Second-post-Newtonian generation of gravitational radiation

TL;DR

This work advances the analytic description of gravitational radiation by deriving the source multipole moments at the second post-Newtonian ($2$-PN) level within a multipolar-post-Minkowskian framework. It achieves this through a rigorous matching of the internal near-zone metric to the exterior canonical field, expressing the moments as finite, regularized integrals over the matter and gravitational-field content.
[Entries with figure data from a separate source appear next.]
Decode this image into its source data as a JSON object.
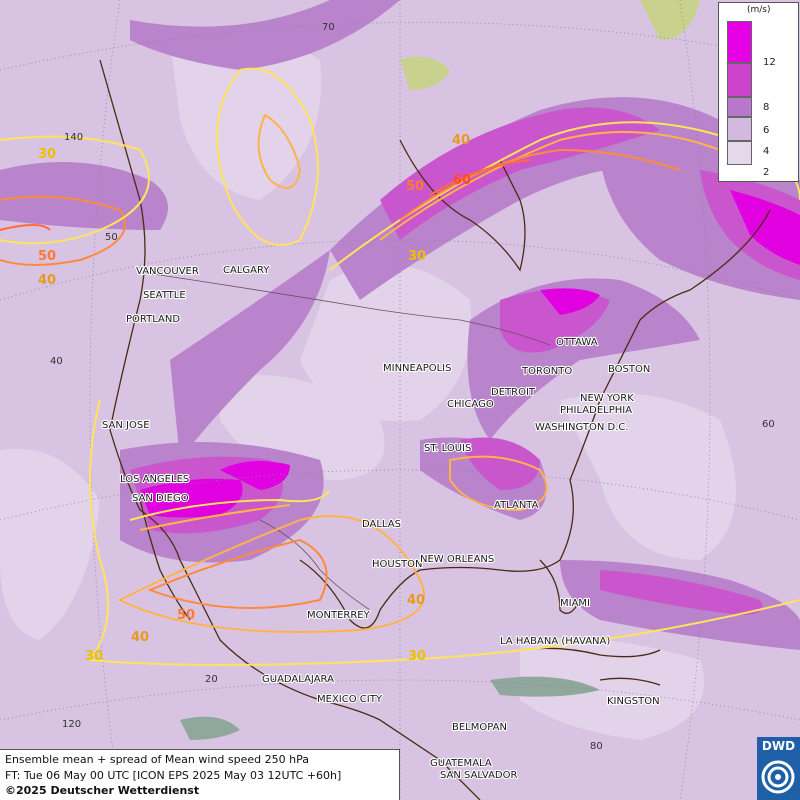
{
  "map": {
    "unit_label": "(m/s)",
    "legend": [
      {
        "value": "12",
        "color": "#e600e6"
      },
      {
        "value": "8",
        "color": "#cc44cc"
      },
      {
        "value": "6",
        "color": "#b877cc"
      },
      {
        "value": "4",
        "color": "#d3b8e0"
      },
      {
        "value": "2",
        "color": "#e4d8ea"
      }
    ],
    "contour_labels": [
      "30",
      "40",
      "50",
      "60"
    ],
    "grid_labels": [
      "70",
      "140",
      "50",
      "40",
      "60",
      "20",
      "120",
      "80"
    ],
    "cities": [
      "VANCOUVER",
      "CALGARY",
      "SEATTLE",
      "PORTLAND",
      "MINNEAPOLIS",
      "OTTAWA",
      "TORONTO",
      "BOSTON",
      "DETROIT",
      "NEW YORK",
      "CHICAGO",
      "PHILADELPHIA",
      "WASHINGTON D.C.",
      "SAN JOSE",
      "ST. LOUIS",
      "LOS ANGELES",
      "SAN DIEGO",
      "ATLANTA",
      "DALLAS",
      "HOUSTON",
      "NEW ORLEANS",
      "MIAMI",
      "MONTERREY",
      "LA HABANA (HAVANA)",
      "GUADALAJARA",
      "MEXICO CITY",
      "KINGSTON",
      "BELMOPAN",
      "GUATEMALA",
      "SAN SALVADOR"
    ]
  },
  "info": {
    "line1": "Ensemble mean + spread of Mean wind speed 250 hPa",
    "line2": "FT: Tue 06 May 00 UTC [ICON EPS 2025 May 03 12UTC +60h]",
    "line3": "©2025 Deutscher Wetterdienst"
  },
  "logo": {
    "text": "DWD",
    "color": "#1f5fa8"
  }
}
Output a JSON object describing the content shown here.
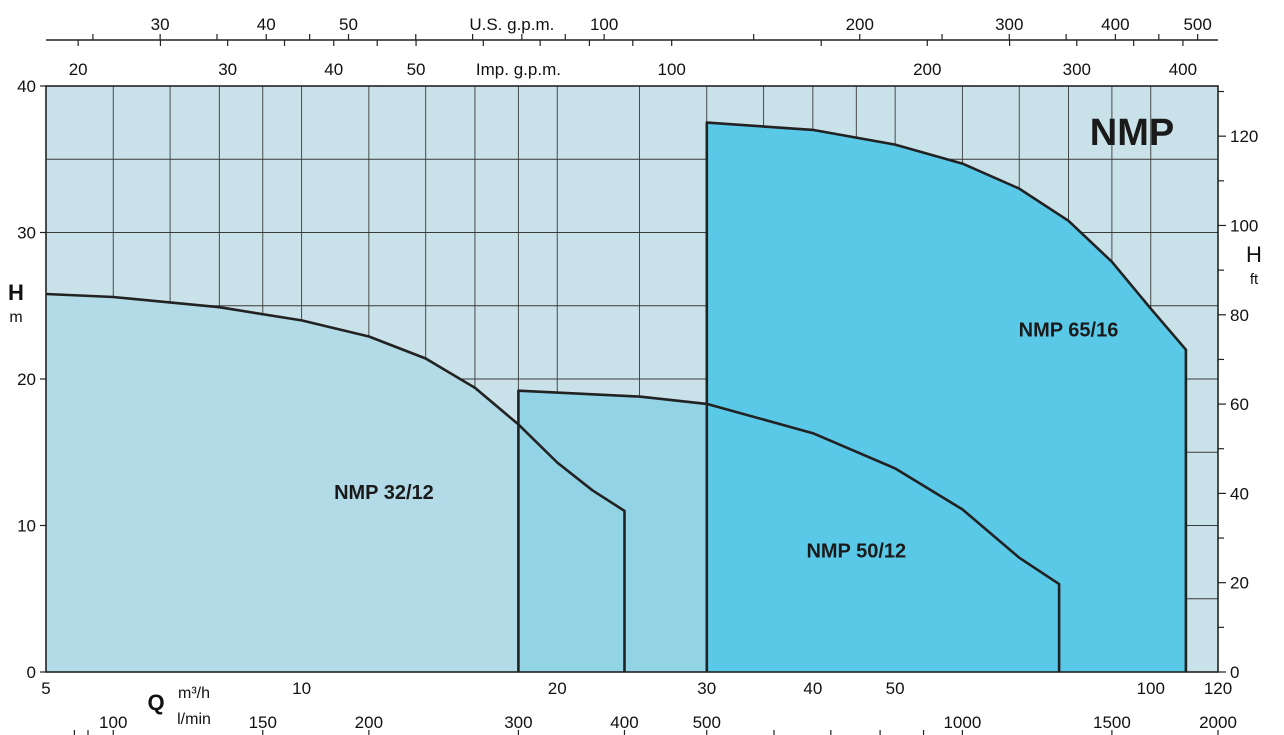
{
  "chart_data": {
    "type": "area",
    "title": "NMP",
    "x_primary": {
      "unit_top": "m³/h",
      "unit_bottom": "l/min",
      "symbol": "Q",
      "range": [
        5,
        120
      ],
      "scale": "log",
      "tick_labels": [
        5,
        10,
        20,
        30,
        40,
        50,
        100,
        120
      ]
    },
    "x_lmin": {
      "range": [
        83.33,
        2000
      ],
      "tick_labels": [
        100,
        150,
        200,
        300,
        400,
        500,
        1000,
        1500,
        2000
      ]
    },
    "x_usgpm": {
      "label": "U.S. g.p.m.",
      "tick_labels": [
        30,
        40,
        50,
        100,
        200,
        300,
        400,
        500
      ]
    },
    "x_impgpm": {
      "label": "Imp. g.p.m.",
      "tick_labels": [
        20,
        30,
        40,
        50,
        100,
        200,
        300,
        400
      ]
    },
    "y_left": {
      "symbol": "H",
      "unit": "m",
      "range": [
        0,
        40
      ],
      "tick_labels": [
        0,
        10,
        20,
        30,
        40
      ]
    },
    "y_right": {
      "symbol": "H",
      "unit": "ft",
      "range": [
        0,
        131.23
      ],
      "tick_labels": [
        0,
        20,
        40,
        60,
        80,
        100,
        120
      ]
    },
    "series": [
      {
        "name": "NMP 32/12",
        "color": "#b2dbe7",
        "points": [
          [
            5,
            25.8
          ],
          [
            6,
            25.6
          ],
          [
            8,
            24.9
          ],
          [
            10,
            24.0
          ],
          [
            12,
            22.9
          ],
          [
            14,
            21.4
          ],
          [
            16,
            19.4
          ],
          [
            18,
            16.9
          ],
          [
            20,
            14.3
          ],
          [
            22,
            12.4
          ],
          [
            24,
            11.0
          ]
        ]
      },
      {
        "name": "NMP 50/12",
        "color": "#92d3e6",
        "points": [
          [
            18,
            19.2
          ],
          [
            25,
            18.8
          ],
          [
            30,
            18.3
          ],
          [
            40,
            16.3
          ],
          [
            50,
            13.9
          ],
          [
            60,
            11.1
          ],
          [
            70,
            7.8
          ],
          [
            78,
            6.0
          ]
        ]
      },
      {
        "name": "NMP 65/16",
        "color": "#5ac9e8",
        "points": [
          [
            30,
            37.5
          ],
          [
            40,
            37.0
          ],
          [
            50,
            36.0
          ],
          [
            60,
            34.7
          ],
          [
            70,
            33.0
          ],
          [
            80,
            30.8
          ],
          [
            90,
            28.0
          ],
          [
            100,
            24.8
          ],
          [
            110,
            22.0
          ]
        ]
      }
    ],
    "grid": true
  }
}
The authors relate the canonical moments to the physical source moments $I_L$ and $J_L$, incorporate tail effects, and derive the $2$-PN asymptotic waveform and energy flux via radiative moments $U_L$ and $V_L$. The results lay groundwork for precise gravitational-wave templates for detectors like LIGO and VIRGO, and anticipate application to coalescing compact binaries in a forthcoming study.

Abstract

This paper derives the expressions of the multipole moments of an isolated gravitating source with an accuracy corresponding to the second post-Newtonian (2-PN) approximation of general relativity. The moments are obtained by a procedure of matching of the external gravitational field of the source to the inner field, and are found to be given by integrals extending over the stress-energy distribution of the matter fields and the gravitational field. Although this is not manifest on their expressions, the moments have a compact support limited to the material source only (they are thus perfectly well-defined mathematically). From the multipole moments we deduce the expressions of the asymptotic gravitational waveform and associated energy generated by the source at the 2-PN approximation. This work, together with a forthcoming work devoted to the application to coalescing compact binaries, will be used in the future observations of gravitational radiation by laser interferometric detectors.